Strikes and blockades. They’re part of life here. Teacher union protestors downtown awhile back made the tv news look like Beirut on a bad day. They did have riot police in full gear monitoring protestors who set a truck on fire. If you had seen the news clip you would have tried to airlift me out of here, but that just goes to show how much the news exaggerates, because it was over in a couple of hours.
Every summer there are tent cities in the zocalo and the mountains of trash that go with thousands of people living on the street. The blockades are just a big pain in the butt to get around and as far as I can tell don’t solve what they’re supposed to, only prevent common people from getting to and from their work in the city.
The Ugly
The large scorpion I just killed on my living room wall; it’s scorpion season again. I actually got stung by a huge black one last year as I worked at my desk. It burned, I screamed, I ran to the landlady’s, José rushed from work with the doctor who works next door (OK, he’s an ophthalmologist but still an MD ).
Jimmy the eye doctor asked me if my mouth was numb, I said no, and he went back to work; five minutes later my mouth did go numb (also my feet, it’s the neurotoxins). Went to the hospital where the doctor told me that it was a good thing it wasn’t one of the little brown scorpions from Durango whose stings are fatal; next time I should eat chocolate immediately and ice the sting. Two things I’d better keep in the house from now on. Got two antihistamine shots and called it a day.

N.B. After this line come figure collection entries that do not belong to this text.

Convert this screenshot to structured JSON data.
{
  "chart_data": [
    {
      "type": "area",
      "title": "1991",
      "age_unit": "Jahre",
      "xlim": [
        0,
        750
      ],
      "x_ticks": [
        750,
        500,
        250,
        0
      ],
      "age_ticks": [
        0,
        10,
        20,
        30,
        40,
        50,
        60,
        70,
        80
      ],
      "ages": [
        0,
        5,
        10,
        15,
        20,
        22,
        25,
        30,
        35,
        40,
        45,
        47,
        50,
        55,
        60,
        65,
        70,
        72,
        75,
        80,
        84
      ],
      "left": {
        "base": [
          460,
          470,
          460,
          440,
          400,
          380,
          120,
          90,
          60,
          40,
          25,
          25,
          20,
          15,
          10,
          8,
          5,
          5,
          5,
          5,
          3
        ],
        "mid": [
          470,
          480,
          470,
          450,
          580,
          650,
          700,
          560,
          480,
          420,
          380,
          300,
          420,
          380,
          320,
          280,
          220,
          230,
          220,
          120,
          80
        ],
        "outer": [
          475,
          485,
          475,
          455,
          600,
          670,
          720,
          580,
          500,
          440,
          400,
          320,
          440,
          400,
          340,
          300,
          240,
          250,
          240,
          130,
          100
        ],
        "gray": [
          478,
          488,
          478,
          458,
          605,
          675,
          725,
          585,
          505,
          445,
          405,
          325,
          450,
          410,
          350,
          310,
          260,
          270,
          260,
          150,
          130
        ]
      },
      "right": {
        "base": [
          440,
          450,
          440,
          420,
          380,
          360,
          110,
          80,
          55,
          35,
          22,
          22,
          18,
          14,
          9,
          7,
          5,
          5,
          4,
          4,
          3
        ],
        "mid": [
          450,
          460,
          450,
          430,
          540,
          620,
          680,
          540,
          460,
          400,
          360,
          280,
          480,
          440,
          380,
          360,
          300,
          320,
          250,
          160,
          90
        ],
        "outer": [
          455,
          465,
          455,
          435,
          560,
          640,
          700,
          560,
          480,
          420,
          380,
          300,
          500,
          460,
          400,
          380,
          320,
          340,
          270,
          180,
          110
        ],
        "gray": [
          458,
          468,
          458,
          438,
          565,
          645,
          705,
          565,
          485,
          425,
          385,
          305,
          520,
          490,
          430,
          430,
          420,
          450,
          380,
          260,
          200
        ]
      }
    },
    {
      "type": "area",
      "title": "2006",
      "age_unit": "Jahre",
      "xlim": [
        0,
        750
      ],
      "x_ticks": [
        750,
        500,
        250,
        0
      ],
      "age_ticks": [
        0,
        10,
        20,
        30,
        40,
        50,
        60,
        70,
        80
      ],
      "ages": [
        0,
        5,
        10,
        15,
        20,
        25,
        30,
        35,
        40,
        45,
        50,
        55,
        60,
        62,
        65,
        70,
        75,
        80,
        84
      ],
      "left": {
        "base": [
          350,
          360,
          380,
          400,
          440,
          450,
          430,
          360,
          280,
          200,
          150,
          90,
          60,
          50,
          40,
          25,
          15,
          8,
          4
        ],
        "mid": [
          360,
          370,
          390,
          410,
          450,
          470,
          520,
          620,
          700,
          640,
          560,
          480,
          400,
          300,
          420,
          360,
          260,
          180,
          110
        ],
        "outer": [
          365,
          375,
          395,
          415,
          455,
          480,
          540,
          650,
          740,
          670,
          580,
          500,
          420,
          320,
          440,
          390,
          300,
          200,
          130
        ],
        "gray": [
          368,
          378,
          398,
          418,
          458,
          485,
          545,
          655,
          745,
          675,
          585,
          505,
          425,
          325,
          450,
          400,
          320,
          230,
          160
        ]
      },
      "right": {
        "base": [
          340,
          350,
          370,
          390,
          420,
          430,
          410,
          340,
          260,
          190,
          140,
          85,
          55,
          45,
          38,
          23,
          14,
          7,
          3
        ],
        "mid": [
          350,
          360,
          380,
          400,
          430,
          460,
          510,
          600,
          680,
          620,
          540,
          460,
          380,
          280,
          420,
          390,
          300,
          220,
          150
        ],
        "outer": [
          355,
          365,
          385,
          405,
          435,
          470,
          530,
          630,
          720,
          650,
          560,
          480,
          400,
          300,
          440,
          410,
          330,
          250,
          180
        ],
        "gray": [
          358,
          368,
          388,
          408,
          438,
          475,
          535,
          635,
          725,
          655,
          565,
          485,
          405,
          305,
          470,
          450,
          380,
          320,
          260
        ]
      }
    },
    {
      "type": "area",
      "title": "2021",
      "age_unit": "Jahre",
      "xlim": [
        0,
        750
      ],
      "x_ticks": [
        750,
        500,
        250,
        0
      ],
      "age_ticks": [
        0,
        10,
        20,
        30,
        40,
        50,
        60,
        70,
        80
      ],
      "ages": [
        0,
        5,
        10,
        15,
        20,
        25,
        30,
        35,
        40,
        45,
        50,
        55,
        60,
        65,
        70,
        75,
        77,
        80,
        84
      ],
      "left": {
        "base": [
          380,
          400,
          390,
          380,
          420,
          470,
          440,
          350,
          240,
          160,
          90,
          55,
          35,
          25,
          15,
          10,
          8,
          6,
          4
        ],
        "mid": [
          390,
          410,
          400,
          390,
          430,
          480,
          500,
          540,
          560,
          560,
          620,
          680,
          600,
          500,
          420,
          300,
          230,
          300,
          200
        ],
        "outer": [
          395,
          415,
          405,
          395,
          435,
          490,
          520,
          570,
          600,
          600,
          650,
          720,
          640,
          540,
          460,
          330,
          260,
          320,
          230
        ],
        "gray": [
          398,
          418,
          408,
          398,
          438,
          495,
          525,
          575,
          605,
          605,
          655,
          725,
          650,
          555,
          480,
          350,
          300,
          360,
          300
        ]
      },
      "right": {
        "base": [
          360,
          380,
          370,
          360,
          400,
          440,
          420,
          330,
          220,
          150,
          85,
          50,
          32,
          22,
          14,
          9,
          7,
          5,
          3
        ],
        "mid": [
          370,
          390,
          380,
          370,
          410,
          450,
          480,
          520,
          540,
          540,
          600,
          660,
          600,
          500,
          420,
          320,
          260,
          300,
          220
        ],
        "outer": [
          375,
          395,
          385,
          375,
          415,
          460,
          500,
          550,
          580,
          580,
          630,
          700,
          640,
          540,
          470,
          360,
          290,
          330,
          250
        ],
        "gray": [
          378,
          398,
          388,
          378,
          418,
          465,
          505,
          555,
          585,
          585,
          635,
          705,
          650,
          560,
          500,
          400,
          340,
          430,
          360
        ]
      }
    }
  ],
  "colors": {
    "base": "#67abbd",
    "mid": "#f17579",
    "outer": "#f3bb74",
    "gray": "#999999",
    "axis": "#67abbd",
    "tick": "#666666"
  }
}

Whole pig and cow heads on butcher counters, This is possibly a cultural thing. I’m also not fond of gutted whole chickens and strung-out innards. I might consider going vegetarian in Oaxaca if it weren’t such a moral commitment. Live pink worms in the market; what are you supposed to do with those? I am not a picky eater, but still.
So there are a few less than perfect things about Oaxaca. Like the guy whom you love dearly because he’s a wonderful person with a heart of gold – never mind that he snores like a train and has the unfortunate tendency to sometimes ask your opinion and then not listen to it — it’s still magic.
And though we made it through 12-12-12, the end of the Mayan calendar when some were waiting for the world to end again – there’s no denying that vortex or not, there’s still some magic energy in Oaxaca.
— Susan Bean Aycock, embracingthechaos.org
Loved it, Susan! I just got back from Guanajuato and when I mentioned the comparison to Oaxaca, I say “Oaxaca is interesting and different in many ways” All of the things that you mention make Oaxaca more “interesting.” I may have to come back and visit el mercado en Zaachila; that’s one I haven’t been to, I don’t think.